Implications for research
Future evaluations need to consider whether different match weights and threshold are needed for different hospitals. The accuracy of local ID for some hospitals may not be the same as for others, and we have previously shown that there is significant variation in data linkage error across hospitals in England.9 Further evaluations are necessary that determine how good local ID is in each hospital, at correctly identifying patients, particularly when NHS number is missing. Most patients in our study population will have a birth record that will increase the prevalence of blank postcodes relative to those whose birth was not recorded in HES. Evaluations of older adults and the elderly would be useful, and an evaluation of the impact of linkage error on mortality estimates. Although we considered a long time window for linking records, we considered readmissions within one year for patients. Over long periods, there is more opportunity for linkage error.
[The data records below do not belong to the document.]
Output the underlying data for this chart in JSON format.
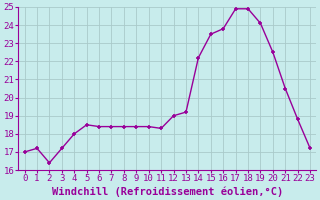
{
  "x": [
    0,
    1,
    2,
    3,
    4,
    5,
    6,
    7,
    8,
    9,
    10,
    11,
    12,
    13,
    14,
    15,
    16,
    17,
    18,
    19,
    20,
    21,
    22,
    23
  ],
  "y": [
    17.0,
    17.2,
    16.4,
    17.2,
    18.0,
    18.5,
    18.4,
    18.4,
    18.4,
    18.4,
    18.4,
    18.3,
    19.0,
    19.2,
    22.2,
    23.5,
    23.8,
    24.9,
    24.9,
    24.1,
    22.5,
    20.5,
    18.8,
    17.2
  ],
  "line_color": "#990099",
  "marker_color": "#990099",
  "bg_color": "#c8ecec",
  "grid_color": "#aacaca",
  "xlabel": "Windchill (Refroidissement éolien,°C)",
  "ylim": [
    16,
    25
  ],
  "xlim_min": -0.5,
  "xlim_max": 23.5,
  "yticks": [
    16,
    17,
    18,
    19,
    20,
    21,
    22,
    23,
    24,
    25
  ],
  "xticks": [
    0,
    1,
    2,
    3,
    4,
    5,
    6,
    7,
    8,
    9,
    10,
    11,
    12,
    13,
    14,
    15,
    16,
    17,
    18,
    19,
    20,
    21,
    22,
    23
  ],
  "tick_label_fontsize": 6.5,
  "xlabel_fontsize": 7.5,
  "line_width": 1.0,
  "marker_size": 3.0
}
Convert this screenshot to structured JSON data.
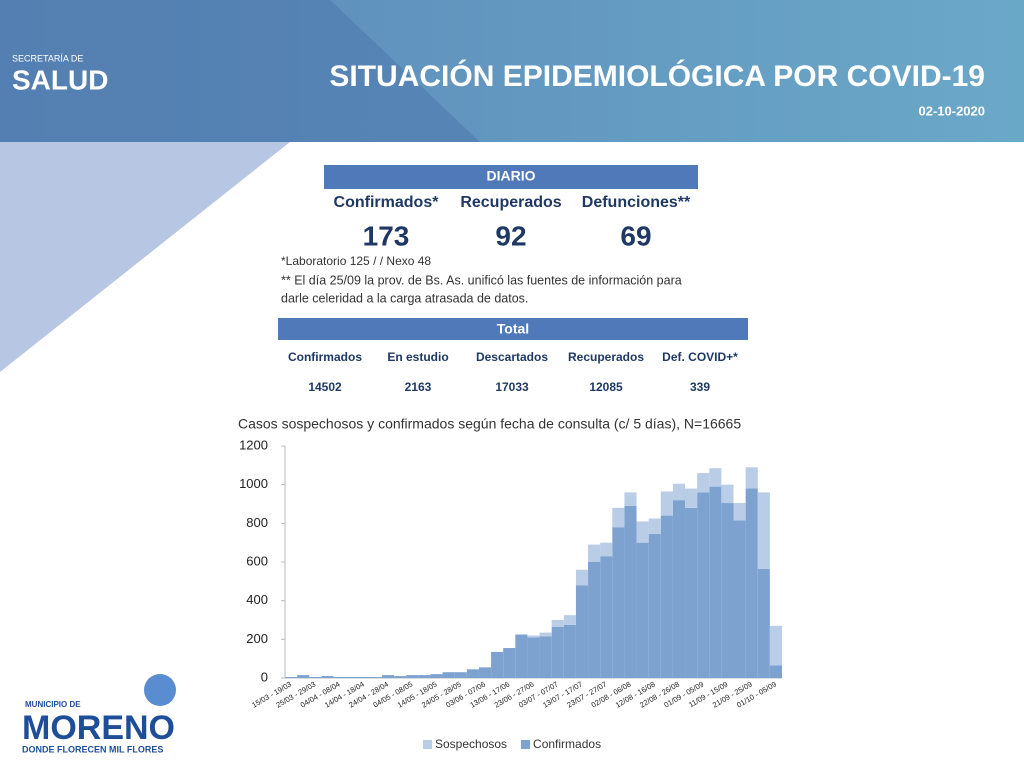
{
  "header": {
    "brand_small": "SECRETARÍA DE",
    "brand": "SALUD",
    "title": "SITUACIÓN EPIDEMIOLÓGICA POR COVID-19",
    "date": "02-10-2020"
  },
  "daily": {
    "title": "DIARIO",
    "headers": [
      "Confirmados*",
      "Recuperados",
      "Defunciones**"
    ],
    "values": [
      173,
      92,
      69
    ],
    "notes": [
      "*Laboratorio 125 / / Nexo 48",
      "** El día 25/09 la prov. de Bs. As. unificó las fuentes de información para",
      "darle celeridad a la carga atrasada de datos."
    ]
  },
  "total": {
    "title": "Total",
    "headers": [
      "Confirmados",
      "En estudio",
      "Descartados",
      "Recuperados",
      "Def. COVID+*"
    ],
    "values": [
      14502,
      2163,
      17033,
      12085,
      339
    ]
  },
  "footer": {
    "municipio": "MUNICIPIO DE",
    "name": "MORENO",
    "slogan": "DONDE FLORECEN MIL FLORES"
  },
  "chart_data": {
    "type": "bar",
    "stacked": true,
    "title": "Casos sospechosos y confirmados según fecha de consulta (c/ 5 días), N=16665",
    "categories": [
      "15/03 - 19/03",
      null,
      "25/03 - 29/03",
      null,
      "04/04 - 08/04",
      null,
      "14/04 - 18/04",
      null,
      "24/04 - 28/04",
      null,
      "04/05 - 08/05",
      null,
      "14/05 - 18/05",
      null,
      "24/05 - 28/05",
      null,
      "03/06 - 07/06",
      null,
      "13/06 - 17/06",
      null,
      "23/06 - 27/06",
      null,
      "03/07 - 07/07",
      null,
      "13/07 - 17/07",
      null,
      "23/07 - 27/07",
      null,
      "02/08 - 06/08",
      null,
      "12/08 - 16/08",
      null,
      "22/08 - 26/08",
      null,
      "01/09 - 05/09",
      null,
      "11/09 - 15/09",
      null,
      "21/09 - 25/09",
      null,
      "01/10 - 05/09"
    ],
    "series": [
      {
        "name": "Sospechosos",
        "color": "#b9cde6",
        "values": [
          0,
          0,
          0,
          0,
          0,
          0,
          0,
          0,
          0,
          0,
          0,
          0,
          0,
          0,
          0,
          0,
          0,
          0,
          0,
          0,
          10,
          20,
          35,
          50,
          80,
          90,
          70,
          100,
          70,
          110,
          80,
          125,
          85,
          100,
          100,
          95,
          95,
          90,
          110,
          395,
          205
        ]
      },
      {
        "name": "Confirmados",
        "color": "#7ea2d0",
        "values": [
          5,
          15,
          5,
          10,
          5,
          5,
          5,
          5,
          15,
          10,
          15,
          15,
          20,
          30,
          30,
          45,
          55,
          135,
          155,
          225,
          210,
          215,
          265,
          275,
          480,
          600,
          630,
          780,
          890,
          700,
          745,
          840,
          920,
          880,
          960,
          990,
          905,
          815,
          980,
          565,
          65
        ]
      }
    ],
    "ylim": [
      0,
      1200
    ],
    "yticks": [
      0,
      200,
      400,
      600,
      800,
      1000,
      1200
    ],
    "legend": "bottom"
  }
}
There is a clear need for a reference standard data set that can be used to check patient identifiers for several administrative health data sets.
Implications for practice
Even in recent years, the existing HES algorithm generates mismatch rates in some groups that result in clinically important biases in estimated readmission rates, thereby underestimating service use, health needs and comorbidity. Mismatch rates are likely to similarly underestimate mortality rates.28 Improvements to the algorithm for future years should be accompanied by retrospective linkage to update existing HESIDs. This is particularly important for infants who did not automatically acquire NHS numbers at birth prior to 2005, and whose birth episodes did not contain a postcode before 2014. Interpreting trends over time in readmission rates is problematic if these partly reflect improvements in data linkage. Also for infants, it is very important to correctly link a patient to a birth episode and maternity episode so that critical birth characteristics can be linked into children’s health care trajectories. HES is widely used for commissioning and research and it is imperative to address data quality issues. HES is also linked to external data sets that can further introduce problems if the internal linkage problems are not addressed.